Nach einem erneuten 6-monatigen Indienaufenthalt 2007 zeigt der Dresdner Fotograf Frank Bienewald in seinem überarbeiteten Dia-Vortrag „SADHUS - Heilige Männer Indiens“ außergewöhnliche Bilder der Mystiker des Hinduismus. Sie besitzen nichts als ihre dürftige Kleidung, eine Decke und eine Almosenschale. Sie gehören keiner Familie mehr an und ihre Heimat sind die endlosen Pilgerpfade kreuz und quer durch Indien.
Den ersten Kontakt mit den heiligen Männern Indiens hatte der Dresdner während der Khumba Mela 1992 in Ujjain. Bei diesem größten und heiligsten aller indischen Feste waren neben ca. 1,5 Mio. Sadhus noch 18 Mio. Pilger aus allen Teilen Indiens versammelt, um im Khsipra-Fluß einige ihrer Sünden abzuspülen und somit ihr Karma wieder etwas aufzupolieren.
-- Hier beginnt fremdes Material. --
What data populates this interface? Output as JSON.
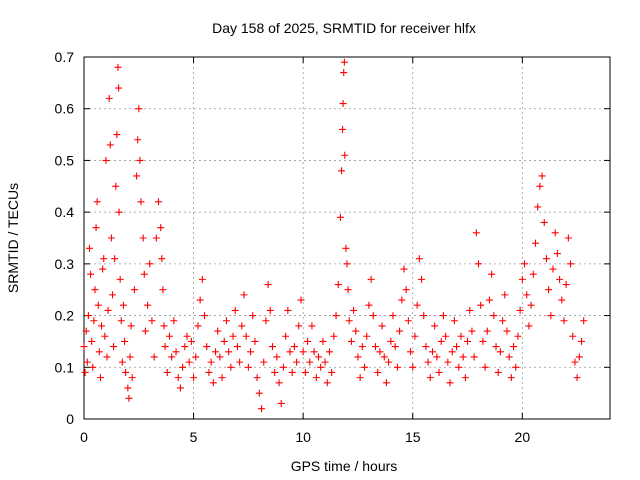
{
  "chart_data": {
    "type": "scatter",
    "title": "Day 158 of 2025, SRMTID for receiver hlfx",
    "xlabel": "GPS time / hours",
    "ylabel": "SRMTID / TECUs",
    "xlim": [
      0,
      24
    ],
    "ylim": [
      0,
      0.7
    ],
    "xticks": [
      0,
      5,
      10,
      15,
      20
    ],
    "yticks": [
      0,
      0.1,
      0.2,
      0.3,
      0.4,
      0.5,
      0.6,
      0.7
    ],
    "ytick_labels": [
      "0",
      "0.1",
      "0.2",
      "0.3",
      "0.4",
      "0.5",
      "0.6",
      "0.7"
    ],
    "grid": true,
    "marker": "+",
    "series": [
      {
        "name": "SRMTID",
        "color": "#ff0000",
        "points": [
          [
            0.0,
            0.14
          ],
          [
            0.05,
            0.09
          ],
          [
            0.1,
            0.17
          ],
          [
            0.15,
            0.11
          ],
          [
            0.2,
            0.2
          ],
          [
            0.25,
            0.33
          ],
          [
            0.3,
            0.28
          ],
          [
            0.35,
            0.15
          ],
          [
            0.4,
            0.1
          ],
          [
            0.45,
            0.19
          ],
          [
            0.5,
            0.25
          ],
          [
            0.55,
            0.37
          ],
          [
            0.6,
            0.42
          ],
          [
            0.65,
            0.22
          ],
          [
            0.7,
            0.13
          ],
          [
            0.75,
            0.08
          ],
          [
            0.8,
            0.18
          ],
          [
            0.85,
            0.29
          ],
          [
            0.9,
            0.31
          ],
          [
            0.95,
            0.16
          ],
          [
            1.0,
            0.5
          ],
          [
            1.05,
            0.12
          ],
          [
            1.1,
            0.21
          ],
          [
            1.15,
            0.62
          ],
          [
            1.2,
            0.53
          ],
          [
            1.25,
            0.35
          ],
          [
            1.3,
            0.24
          ],
          [
            1.35,
            0.14
          ],
          [
            1.4,
            0.31
          ],
          [
            1.45,
            0.45
          ],
          [
            1.5,
            0.55
          ],
          [
            1.55,
            0.68
          ],
          [
            1.58,
            0.64
          ],
          [
            1.6,
            0.4
          ],
          [
            1.65,
            0.27
          ],
          [
            1.7,
            0.19
          ],
          [
            1.75,
            0.11
          ],
          [
            1.8,
            0.22
          ],
          [
            1.85,
            0.15
          ],
          [
            1.9,
            0.09
          ],
          [
            2.0,
            0.06
          ],
          [
            2.05,
            0.04
          ],
          [
            2.1,
            0.12
          ],
          [
            2.15,
            0.18
          ],
          [
            2.2,
            0.08
          ],
          [
            2.3,
            0.25
          ],
          [
            2.4,
            0.47
          ],
          [
            2.45,
            0.54
          ],
          [
            2.5,
            0.6
          ],
          [
            2.55,
            0.5
          ],
          [
            2.6,
            0.42
          ],
          [
            2.7,
            0.35
          ],
          [
            2.75,
            0.28
          ],
          [
            2.8,
            0.17
          ],
          [
            2.9,
            0.22
          ],
          [
            3.0,
            0.3
          ],
          [
            3.1,
            0.19
          ],
          [
            3.2,
            0.12
          ],
          [
            3.3,
            0.35
          ],
          [
            3.4,
            0.42
          ],
          [
            3.5,
            0.37
          ],
          [
            3.55,
            0.31
          ],
          [
            3.6,
            0.25
          ],
          [
            3.65,
            0.18
          ],
          [
            3.7,
            0.14
          ],
          [
            3.8,
            0.09
          ],
          [
            3.9,
            0.16
          ],
          [
            4.0,
            0.12
          ],
          [
            4.1,
            0.19
          ],
          [
            4.2,
            0.13
          ],
          [
            4.3,
            0.08
          ],
          [
            4.4,
            0.06
          ],
          [
            4.5,
            0.1
          ],
          [
            4.6,
            0.14
          ],
          [
            4.7,
            0.16
          ],
          [
            4.8,
            0.11
          ],
          [
            4.9,
            0.15
          ],
          [
            5.0,
            0.08
          ],
          [
            5.1,
            0.12
          ],
          [
            5.2,
            0.18
          ],
          [
            5.3,
            0.23
          ],
          [
            5.4,
            0.27
          ],
          [
            5.5,
            0.2
          ],
          [
            5.6,
            0.14
          ],
          [
            5.7,
            0.09
          ],
          [
            5.8,
            0.11
          ],
          [
            5.9,
            0.07
          ],
          [
            6.0,
            0.13
          ],
          [
            6.1,
            0.17
          ],
          [
            6.2,
            0.12
          ],
          [
            6.3,
            0.08
          ],
          [
            6.4,
            0.15
          ],
          [
            6.5,
            0.19
          ],
          [
            6.6,
            0.13
          ],
          [
            6.7,
            0.1
          ],
          [
            6.8,
            0.16
          ],
          [
            6.9,
            0.21
          ],
          [
            7.0,
            0.14
          ],
          [
            7.1,
            0.11
          ],
          [
            7.2,
            0.18
          ],
          [
            7.3,
            0.24
          ],
          [
            7.4,
            0.16
          ],
          [
            7.5,
            0.1
          ],
          [
            7.6,
            0.13
          ],
          [
            7.7,
            0.2
          ],
          [
            7.8,
            0.15
          ],
          [
            7.9,
            0.08
          ],
          [
            8.0,
            0.05
          ],
          [
            8.1,
            0.02
          ],
          [
            8.2,
            0.11
          ],
          [
            8.3,
            0.19
          ],
          [
            8.4,
            0.26
          ],
          [
            8.5,
            0.21
          ],
          [
            8.6,
            0.14
          ],
          [
            8.7,
            0.09
          ],
          [
            8.8,
            0.12
          ],
          [
            8.9,
            0.07
          ],
          [
            9.0,
            0.03
          ],
          [
            9.1,
            0.1
          ],
          [
            9.2,
            0.16
          ],
          [
            9.3,
            0.21
          ],
          [
            9.4,
            0.13
          ],
          [
            9.5,
            0.09
          ],
          [
            9.6,
            0.14
          ],
          [
            9.7,
            0.11
          ],
          [
            9.8,
            0.18
          ],
          [
            9.9,
            0.23
          ],
          [
            10.0,
            0.13
          ],
          [
            10.1,
            0.09
          ],
          [
            10.2,
            0.15
          ],
          [
            10.3,
            0.11
          ],
          [
            10.4,
            0.18
          ],
          [
            10.5,
            0.13
          ],
          [
            10.6,
            0.08
          ],
          [
            10.7,
            0.12
          ],
          [
            10.8,
            0.1
          ],
          [
            10.9,
            0.15
          ],
          [
            11.0,
            0.11
          ],
          [
            11.1,
            0.07
          ],
          [
            11.2,
            0.13
          ],
          [
            11.3,
            0.09
          ],
          [
            11.4,
            0.16
          ],
          [
            11.5,
            0.2
          ],
          [
            11.6,
            0.26
          ],
          [
            11.7,
            0.39
          ],
          [
            11.75,
            0.48
          ],
          [
            11.8,
            0.56
          ],
          [
            11.82,
            0.61
          ],
          [
            11.85,
            0.67
          ],
          [
            11.88,
            0.69
          ],
          [
            11.9,
            0.51
          ],
          [
            11.95,
            0.33
          ],
          [
            12.0,
            0.3
          ],
          [
            12.05,
            0.25
          ],
          [
            12.1,
            0.19
          ],
          [
            12.2,
            0.15
          ],
          [
            12.3,
            0.21
          ],
          [
            12.4,
            0.17
          ],
          [
            12.5,
            0.12
          ],
          [
            12.6,
            0.08
          ],
          [
            12.7,
            0.14
          ],
          [
            12.8,
            0.1
          ],
          [
            12.9,
            0.16
          ],
          [
            13.0,
            0.22
          ],
          [
            13.1,
            0.27
          ],
          [
            13.2,
            0.2
          ],
          [
            13.3,
            0.14
          ],
          [
            13.4,
            0.09
          ],
          [
            13.5,
            0.13
          ],
          [
            13.6,
            0.18
          ],
          [
            13.7,
            0.12
          ],
          [
            13.8,
            0.07
          ],
          [
            13.9,
            0.11
          ],
          [
            14.0,
            0.15
          ],
          [
            14.1,
            0.2
          ],
          [
            14.2,
            0.14
          ],
          [
            14.3,
            0.1
          ],
          [
            14.4,
            0.17
          ],
          [
            14.5,
            0.23
          ],
          [
            14.6,
            0.29
          ],
          [
            14.7,
            0.25
          ],
          [
            14.8,
            0.19
          ],
          [
            14.9,
            0.13
          ],
          [
            15.0,
            0.1
          ],
          [
            15.1,
            0.16
          ],
          [
            15.2,
            0.22
          ],
          [
            15.3,
            0.31
          ],
          [
            15.4,
            0.27
          ],
          [
            15.5,
            0.2
          ],
          [
            15.6,
            0.14
          ],
          [
            15.7,
            0.11
          ],
          [
            15.8,
            0.08
          ],
          [
            15.9,
            0.13
          ],
          [
            16.0,
            0.18
          ],
          [
            16.1,
            0.12
          ],
          [
            16.2,
            0.09
          ],
          [
            16.3,
            0.15
          ],
          [
            16.4,
            0.2
          ],
          [
            16.5,
            0.16
          ],
          [
            16.6,
            0.11
          ],
          [
            16.7,
            0.07
          ],
          [
            16.8,
            0.13
          ],
          [
            16.9,
            0.19
          ],
          [
            17.0,
            0.14
          ],
          [
            17.1,
            0.1
          ],
          [
            17.2,
            0.16
          ],
          [
            17.3,
            0.12
          ],
          [
            17.4,
            0.08
          ],
          [
            17.5,
            0.15
          ],
          [
            17.6,
            0.21
          ],
          [
            17.7,
            0.17
          ],
          [
            17.8,
            0.12
          ],
          [
            17.9,
            0.36
          ],
          [
            18.0,
            0.3
          ],
          [
            18.1,
            0.22
          ],
          [
            18.2,
            0.15
          ],
          [
            18.3,
            0.1
          ],
          [
            18.4,
            0.17
          ],
          [
            18.5,
            0.23
          ],
          [
            18.6,
            0.28
          ],
          [
            18.7,
            0.2
          ],
          [
            18.8,
            0.14
          ],
          [
            18.9,
            0.09
          ],
          [
            19.0,
            0.13
          ],
          [
            19.1,
            0.19
          ],
          [
            19.2,
            0.24
          ],
          [
            19.3,
            0.17
          ],
          [
            19.4,
            0.12
          ],
          [
            19.5,
            0.08
          ],
          [
            19.6,
            0.14
          ],
          [
            19.7,
            0.1
          ],
          [
            19.8,
            0.16
          ],
          [
            19.9,
            0.21
          ],
          [
            20.0,
            0.27
          ],
          [
            20.1,
            0.3
          ],
          [
            20.2,
            0.24
          ],
          [
            20.3,
            0.18
          ],
          [
            20.4,
            0.22
          ],
          [
            20.5,
            0.28
          ],
          [
            20.6,
            0.34
          ],
          [
            20.7,
            0.41
          ],
          [
            20.8,
            0.45
          ],
          [
            20.9,
            0.47
          ],
          [
            21.0,
            0.38
          ],
          [
            21.1,
            0.31
          ],
          [
            21.2,
            0.25
          ],
          [
            21.3,
            0.2
          ],
          [
            21.4,
            0.29
          ],
          [
            21.5,
            0.36
          ],
          [
            21.6,
            0.32
          ],
          [
            21.7,
            0.27
          ],
          [
            21.8,
            0.23
          ],
          [
            21.9,
            0.19
          ],
          [
            22.0,
            0.26
          ],
          [
            22.1,
            0.35
          ],
          [
            22.2,
            0.3
          ],
          [
            22.3,
            0.16
          ],
          [
            22.4,
            0.11
          ],
          [
            22.5,
            0.08
          ],
          [
            22.6,
            0.12
          ],
          [
            22.7,
            0.15
          ],
          [
            22.8,
            0.19
          ]
        ]
      }
    ]
  }
}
Er sah Männer, die jahrelang einen Arm hochhielten, andere standen viele Jahre ohne sich je hinzulegen, wieder andere hoben schwere Lasten mit dem Penis vom Boden ab, sehr viele hatten nur meterlange Tredlocks als einzige Bekleidung, und einer lief mit einem durch den Unterarm gestochenen Messer herum. Die ganze Szenerie, geschwängert vom Marihuana-Rauch, wurde nachts absolut irreal. Frank Bienewald war fasziniert, fassungslos und nicht mehr sicher, ob es 1992 oder 992 war.
Während einer 12-monatigen Indienreise 1997/98 hielt sich der Dresdner an vielen bedeutenden Orten der indischen Mythologie auf und traf dort immer wieder die heiligen Männer auf ihrer lebenslangen Pilgerreise.
Zu seiner Überraschung begegneten Frank Bienewald aber auch nicht wenige, die sich ihrer gelobten Besitzlosigkeit, ausschließlicher Konzentration auf geistige Entwicklung und Abstinenz von Rauschmitteln zum Trotz, fröhlich Unmengen Haschisch rauchend die neuesten Bollywood-Kino-Renner auf dem Fernseher in ihrem Zelt anschauten.
Später verbrachte Bienewald 2 Monate im Quellgebiet des Flusses Ganges, traf Sadhus, die in völliger Einsamkeit in den Hochtälern des Himalaya leben und hatte das Gefühl, hier erst den wahren Asketen zu begegnen.